Allwin too trains with his team when they group once a month. However, he also organises his own practice sessions back home in Thrissur.
“Besides practicing on the track, I also do a lot of off-road training around my home. It not only helps you understand your wheels better, but is also a great way to improve fitness levels,” Allwin says.
Bike racer Anfal Akdhar stands with his bike while drinking Red Bull.

Anfal Akdhar

© Jishnu Vaimeethil


Try to get a sponsor early in your career

Motorcycle racing is an expensive affair in India. The most basic investment is Rs 1 lakh each season that a rider must pay to get on a team. If you put in good performances on the track, there are chances a sponsor will support you in future years.
Allwin had a good debut season with Rockstar Racing in 2020, bagging a few podiums and other finishes in the top-5. It was enough to earn him a ride with Chennai-based Sparks Racing, who offered him a year-long contract at a subsidised fee.
“A rider only gets paid when he gets picked up by a factory team. Only Honda and TVS have a factory team at the moment, which means most have to pay to get a ride. For the first year, my parents supported my passion. This year, I am backed by some motorcycle enthusiasts from Kerala. I also have the support from an established motorcycle accessories dealer for my riding gear support. It’s heartening to know that they realise my potential and I’m grateful to them,” Allwin says.
Anfal highlights how landing sponsors is a bigger challenge than racing bikes in India, unless one can get onto a big budget team.
“It’s still manageable if you are racing in the Stock category. Once you’re in the Pro Stock category, you need about Rs 6-7 lakh during the first year to build the bike.
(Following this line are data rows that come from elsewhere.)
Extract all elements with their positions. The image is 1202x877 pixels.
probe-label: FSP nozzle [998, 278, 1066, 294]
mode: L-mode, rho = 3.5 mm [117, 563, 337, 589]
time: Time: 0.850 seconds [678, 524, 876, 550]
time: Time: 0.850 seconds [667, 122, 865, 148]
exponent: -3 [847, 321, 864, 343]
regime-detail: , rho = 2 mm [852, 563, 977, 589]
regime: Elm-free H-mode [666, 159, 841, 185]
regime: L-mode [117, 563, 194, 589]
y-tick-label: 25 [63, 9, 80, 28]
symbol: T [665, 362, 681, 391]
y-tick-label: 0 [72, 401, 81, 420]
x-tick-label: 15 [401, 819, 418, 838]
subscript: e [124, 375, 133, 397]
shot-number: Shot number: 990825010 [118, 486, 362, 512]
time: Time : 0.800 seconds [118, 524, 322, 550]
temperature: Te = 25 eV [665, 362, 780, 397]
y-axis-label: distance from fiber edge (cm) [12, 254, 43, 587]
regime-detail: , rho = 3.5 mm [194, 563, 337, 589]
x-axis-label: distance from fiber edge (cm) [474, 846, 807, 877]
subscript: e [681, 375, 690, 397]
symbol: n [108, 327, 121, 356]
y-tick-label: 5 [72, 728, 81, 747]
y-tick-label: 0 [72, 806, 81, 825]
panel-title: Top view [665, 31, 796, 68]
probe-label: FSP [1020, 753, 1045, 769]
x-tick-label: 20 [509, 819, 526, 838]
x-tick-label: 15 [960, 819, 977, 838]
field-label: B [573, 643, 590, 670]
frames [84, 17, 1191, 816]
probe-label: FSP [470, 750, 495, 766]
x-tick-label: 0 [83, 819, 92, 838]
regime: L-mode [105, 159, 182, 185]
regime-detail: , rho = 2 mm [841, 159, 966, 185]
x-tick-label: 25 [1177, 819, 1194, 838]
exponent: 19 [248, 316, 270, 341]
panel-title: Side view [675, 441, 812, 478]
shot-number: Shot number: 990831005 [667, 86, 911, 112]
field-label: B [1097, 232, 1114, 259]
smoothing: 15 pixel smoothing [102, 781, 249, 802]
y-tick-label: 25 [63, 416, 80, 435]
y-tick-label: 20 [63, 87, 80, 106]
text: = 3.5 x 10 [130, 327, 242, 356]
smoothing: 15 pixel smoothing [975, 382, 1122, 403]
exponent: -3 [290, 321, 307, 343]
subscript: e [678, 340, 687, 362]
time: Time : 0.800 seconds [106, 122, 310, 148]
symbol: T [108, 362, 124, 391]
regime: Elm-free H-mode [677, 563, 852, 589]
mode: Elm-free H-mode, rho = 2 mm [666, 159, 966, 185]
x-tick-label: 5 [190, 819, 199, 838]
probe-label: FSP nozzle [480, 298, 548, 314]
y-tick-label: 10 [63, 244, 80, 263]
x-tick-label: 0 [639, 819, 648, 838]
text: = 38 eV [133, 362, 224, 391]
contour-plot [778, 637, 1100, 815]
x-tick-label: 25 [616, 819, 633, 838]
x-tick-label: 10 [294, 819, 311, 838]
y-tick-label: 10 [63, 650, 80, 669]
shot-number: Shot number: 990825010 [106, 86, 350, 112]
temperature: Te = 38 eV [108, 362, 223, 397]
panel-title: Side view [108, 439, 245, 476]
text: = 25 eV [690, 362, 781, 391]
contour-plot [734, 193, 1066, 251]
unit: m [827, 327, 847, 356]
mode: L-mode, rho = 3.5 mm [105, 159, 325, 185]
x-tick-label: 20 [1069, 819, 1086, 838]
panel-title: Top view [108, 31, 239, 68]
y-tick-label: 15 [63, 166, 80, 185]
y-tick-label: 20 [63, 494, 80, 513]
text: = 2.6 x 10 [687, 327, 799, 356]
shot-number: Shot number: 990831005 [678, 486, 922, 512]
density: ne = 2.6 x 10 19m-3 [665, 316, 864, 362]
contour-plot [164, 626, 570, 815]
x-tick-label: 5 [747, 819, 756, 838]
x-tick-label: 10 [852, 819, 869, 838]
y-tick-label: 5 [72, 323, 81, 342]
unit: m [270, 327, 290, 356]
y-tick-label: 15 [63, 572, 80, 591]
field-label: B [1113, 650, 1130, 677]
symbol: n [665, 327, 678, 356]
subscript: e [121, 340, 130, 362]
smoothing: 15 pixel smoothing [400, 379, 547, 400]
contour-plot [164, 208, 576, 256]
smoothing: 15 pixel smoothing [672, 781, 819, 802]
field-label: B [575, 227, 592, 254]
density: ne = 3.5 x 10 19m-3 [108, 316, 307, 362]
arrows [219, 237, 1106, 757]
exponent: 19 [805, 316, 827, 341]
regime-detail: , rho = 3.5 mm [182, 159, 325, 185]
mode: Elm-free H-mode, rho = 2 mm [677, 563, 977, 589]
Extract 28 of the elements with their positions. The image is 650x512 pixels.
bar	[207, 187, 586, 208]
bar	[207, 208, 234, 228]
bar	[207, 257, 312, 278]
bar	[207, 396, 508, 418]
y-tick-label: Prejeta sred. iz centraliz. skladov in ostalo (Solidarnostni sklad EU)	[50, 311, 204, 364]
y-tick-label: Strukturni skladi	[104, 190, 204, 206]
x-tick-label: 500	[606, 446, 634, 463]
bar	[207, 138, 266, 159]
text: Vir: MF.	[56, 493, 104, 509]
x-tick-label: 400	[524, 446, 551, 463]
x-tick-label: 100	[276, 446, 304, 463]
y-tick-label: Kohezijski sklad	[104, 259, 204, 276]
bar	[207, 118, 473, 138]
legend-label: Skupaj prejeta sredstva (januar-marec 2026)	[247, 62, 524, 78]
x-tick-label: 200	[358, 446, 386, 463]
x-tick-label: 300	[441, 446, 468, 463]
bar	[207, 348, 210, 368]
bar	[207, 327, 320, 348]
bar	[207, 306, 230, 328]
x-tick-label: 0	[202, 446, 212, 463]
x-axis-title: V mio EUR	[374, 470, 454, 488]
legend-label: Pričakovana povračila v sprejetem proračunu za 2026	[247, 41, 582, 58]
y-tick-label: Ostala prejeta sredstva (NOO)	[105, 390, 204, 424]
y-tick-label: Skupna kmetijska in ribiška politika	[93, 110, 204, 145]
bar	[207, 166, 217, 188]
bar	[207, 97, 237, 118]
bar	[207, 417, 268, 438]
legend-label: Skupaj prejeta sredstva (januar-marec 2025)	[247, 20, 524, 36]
So it gets really expensive when you’re getting into this category. After that, it costs about Rs 1.5 lakh for each season to maintain the bike,” Anfal says.
Anfal Akdhar particpates in a bike race.

Securing sponsorship is very important in motorsports

© Allwin Xavier


Enlist for smaller races to get practice

As a prequel to the National Championship, most riders step out for pre-season races that are put up by private organisers. These are single rounds of two races that set the stage for the season ahead.
“There are about 15 races that a rider can be part of each year. Besides these races, there is also an endurance race where riders work in teams of two to finish the most number of laps,” Allwin says.

Focus on physical fitness to be a better racer

Besides the work that goes into honing skills on the bike, a lot of effort goes into preparing the body for the rigours of motorcycle racing. Anfal has taken to a daily badminton routine that helps with sharpening his reflexes and agility. He has also been building his endurance through running.
Allwin has been working with Anish Shetty both on and off the track. A professional racer and CrossFit athlete, Anish has a planned routine for Allwin that he follows even during the offseason.